Their final exchange was brief but joyful, Jordan telling ESPN, “He was just so happy. He was doing so well.”
The texts, as relayed by the outlet, began with Bryant telling him, “This tequila is awesome,” referring to the bottle of Jordan’s Cincoro Tequila that was sent to him ahead of its launch.
“Thank you, my brother,” Jordan replied. “Yes, sir,” Bryant wrote. “Family good?”
Jordan: “All good. Yours?” Bryant: “All good.” Jordan, referring to Bryant’s newfound passion coaching his daughter’s youth basketball team, wrote: “Happy holidays and hope to catch up soon. Coach Kobe??!” Punctuated with the crying-laughing emoji.

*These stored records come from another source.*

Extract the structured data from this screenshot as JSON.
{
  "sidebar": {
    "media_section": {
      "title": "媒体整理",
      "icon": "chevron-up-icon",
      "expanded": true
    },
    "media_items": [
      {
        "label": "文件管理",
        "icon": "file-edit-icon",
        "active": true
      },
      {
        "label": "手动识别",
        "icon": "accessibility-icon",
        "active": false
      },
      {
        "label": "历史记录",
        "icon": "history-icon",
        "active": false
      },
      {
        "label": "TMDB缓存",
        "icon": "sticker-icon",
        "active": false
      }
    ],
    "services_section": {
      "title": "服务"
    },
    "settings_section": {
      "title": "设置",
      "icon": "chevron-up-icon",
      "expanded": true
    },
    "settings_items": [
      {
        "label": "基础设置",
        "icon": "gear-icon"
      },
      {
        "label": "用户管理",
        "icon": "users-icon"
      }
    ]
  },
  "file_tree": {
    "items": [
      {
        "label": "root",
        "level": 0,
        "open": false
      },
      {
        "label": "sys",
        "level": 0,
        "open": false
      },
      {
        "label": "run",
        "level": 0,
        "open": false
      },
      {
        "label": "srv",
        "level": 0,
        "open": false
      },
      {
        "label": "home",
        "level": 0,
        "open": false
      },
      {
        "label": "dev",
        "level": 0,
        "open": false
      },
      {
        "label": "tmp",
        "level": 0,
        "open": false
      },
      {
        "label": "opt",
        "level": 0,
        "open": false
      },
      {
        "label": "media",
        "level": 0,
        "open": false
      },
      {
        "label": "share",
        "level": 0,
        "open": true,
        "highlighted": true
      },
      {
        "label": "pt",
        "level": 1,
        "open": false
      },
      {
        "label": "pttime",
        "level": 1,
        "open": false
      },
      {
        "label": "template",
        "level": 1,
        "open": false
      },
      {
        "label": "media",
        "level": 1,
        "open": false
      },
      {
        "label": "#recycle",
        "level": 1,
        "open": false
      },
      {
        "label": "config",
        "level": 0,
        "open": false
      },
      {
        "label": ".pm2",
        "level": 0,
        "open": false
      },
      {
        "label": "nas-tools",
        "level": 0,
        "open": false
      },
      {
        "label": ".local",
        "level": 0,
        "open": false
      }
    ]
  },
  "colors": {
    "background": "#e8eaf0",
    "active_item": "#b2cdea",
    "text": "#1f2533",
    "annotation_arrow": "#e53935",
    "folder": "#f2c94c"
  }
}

“Ah, back at you, man,” Bryant replied. “Hey, coach, I’m sitting on the bench right now, and we’re blowing this team out. 45-8.”
And that was that.
“I just love that text,” Jordan says, “because it shows Kobe’s competitive nature.”
Bryant did know that he was nominated for the Hall of Fame Class of 2020, but he didn’t live to get the chance to ask Jordan if he would give his induction speech.
“Vanessa asked me once he passed away,” Jordan told ESPN. “In all honesty, I knew he probably would. It was either me or Shaq, since they won three championships together.”
“It’s going to be a great honor, to be honest,” he added. “It’s like standing up for a family member. He paid me the highest respect by trying to emulate certain things I did. And I can only repay that by showing my support and admiration for a guy who I felt was one of the greatest to ever play the game.”